Ethics is the field of ethics involves systematizing, defending, and recommending concepts of right and wrong behavior.
Ethical beliefs shape the way we live, what we do, what we make and the world we create through our choices. Ethics isn’t just an exercise for philosophers or intellectuals. It is at the core of everyday life.
Being ethical is a part of what defines us as human beings. We are rational, thinking, choosing creatures. We all have the capacity to make conscious choices, although we often act out of habit or in line with the views of the crowd. It allows us to be consistent in our judgements, provide reasons for our beliefs and to critically examine opinions. Most importantly, ethics allows us to act in a manner that accord with a set of core values and principles.
Complex ethical problems can be individual and private or widespread and systemic, involving groups, organizations or whole communities.
In the past four decades technology has fundamentally altered our lives: from the way we work to how we communicate to how we fight wars. These technologies have not been without controversy, and many have sparked intense debates that are often polarized or embroiled in scientific ambiguities or dishonest demagoguery.

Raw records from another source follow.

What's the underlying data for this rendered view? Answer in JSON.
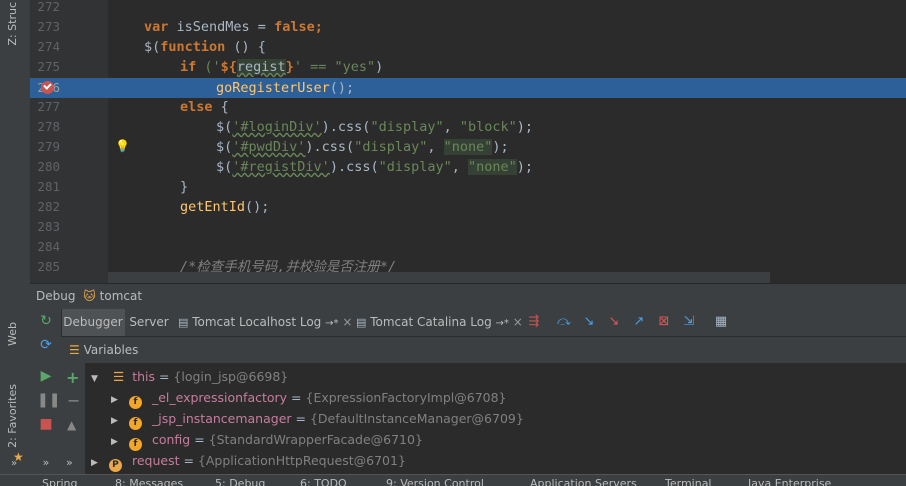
{
  "left_strip": {
    "structure_tab": "Z: Struc",
    "web_tab": "Web",
    "favorites_tab": "2: Favorites"
  },
  "editor": {
    "line_numbers": [
      "272",
      "273",
      "274",
      "275",
      "276",
      "277",
      "278",
      "279",
      "280",
      "281",
      "282",
      "283",
      "284",
      "285"
    ],
    "lines": {
      "l273": {
        "kw": "var",
        "name": " isSendMes = ",
        "val": "false",
        "end": ";"
      },
      "l274": {
        "a": "$(",
        "kw": "function",
        "b": " () {"
      },
      "l275": {
        "kw": "if",
        "a": " ('",
        "b": "${",
        "c": "regist",
        "d": "}",
        "e": "' == ",
        "f": "\"yes\"",
        "g": ")"
      },
      "l276": {
        "fn": "goRegisterUser",
        "end": "();"
      },
      "l277": {
        "kw": "else",
        "end": " {"
      },
      "l278": {
        "a": "$(",
        "s1": "'#loginDiv'",
        "b": ").css(",
        "s2": "\"display\"",
        "c": ", ",
        "s3": "\"block\"",
        "d": ");"
      },
      "l279": {
        "a": "$(",
        "s1": "'#pwdDiv'",
        "b": ").css(",
        "s2": "\"display\"",
        "c": ", ",
        "s3": "\"none\"",
        "d": ");"
      },
      "l280": {
        "a": "$(",
        "s1": "'#registDiv'",
        "b": ").css(",
        "s2": "\"display\"",
        "c": ", ",
        "s3": "\"none\"",
        "d": ");"
      },
      "l281": {
        "a": "}"
      },
      "l282": {
        "fn": "getEntId",
        "end": "();"
      },
      "l285": {
        "comment": "/*检查手机号码,并校验是否注册*/"
      }
    }
  },
  "debug": {
    "title": "Debug",
    "config": "tomcat",
    "tabs": [
      "Debugger",
      "Server",
      "Tomcat Localhost Log",
      "Tomcat Catalina Log"
    ],
    "tab_suffix": "→*",
    "variables_label": "Variables",
    "variables": [
      {
        "name": "this",
        "value": "{login_jsp@6698}"
      },
      {
        "name": "_el_expressionfactory",
        "value": "{ExpressionFactoryImpl@6708}"
      },
      {
        "name": "_jsp_instancemanager",
        "value": "{DefaultInstanceManager@6709}"
      },
      {
        "name": "config",
        "value": "{StandardWrapperFacade@6710}"
      },
      {
        "name": "request",
        "value": "{ApplicationHttpRequest@6701}"
      }
    ],
    "badge_f": "f",
    "badge_p": "P",
    "equals": " = "
  },
  "bottom_bar": [
    "Spring",
    "8: Messages",
    "5: Debug",
    "6: TODO",
    "9: Version Control",
    "Application Servers",
    "Terminal",
    "Java Enterprise"
  ],
  "colors": {
    "exec_line": "#2d6099",
    "breakpoint": "#c75450",
    "keyword": "#cc7832",
    "string": "#6a8759"
  }
}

Ethics in technology is a sub-field of ethics addressing the ethical questions specific to the Technology Age.
Thinking about the pace at which technology is progressing. There are manifold implications, things like computer security or viruses, Trojans, spam’s that invade the privacy of people or the fact the technology is promoting consumerism.
Nowadays data storage is primarily on computer systems. With the advent of internet technology the world has got interconnected and data can be accessed remotely by those who are otherwise unauthorized to do the same. This is one of the pitfalls of innovation. The other one i.e. the pace of technological change also raises the question of ethics.
Maintaining a code of professional ethics in the anti-fraud profession is not only critical in practice, but also for self-preservation, as fraud examiners face ethical dilemmas daily. In a similar manner, maintaining an effective compliance program is an absolute necessity to protect an organization from various risks, including those of fraud, financial impact, and litigation and reputation loss.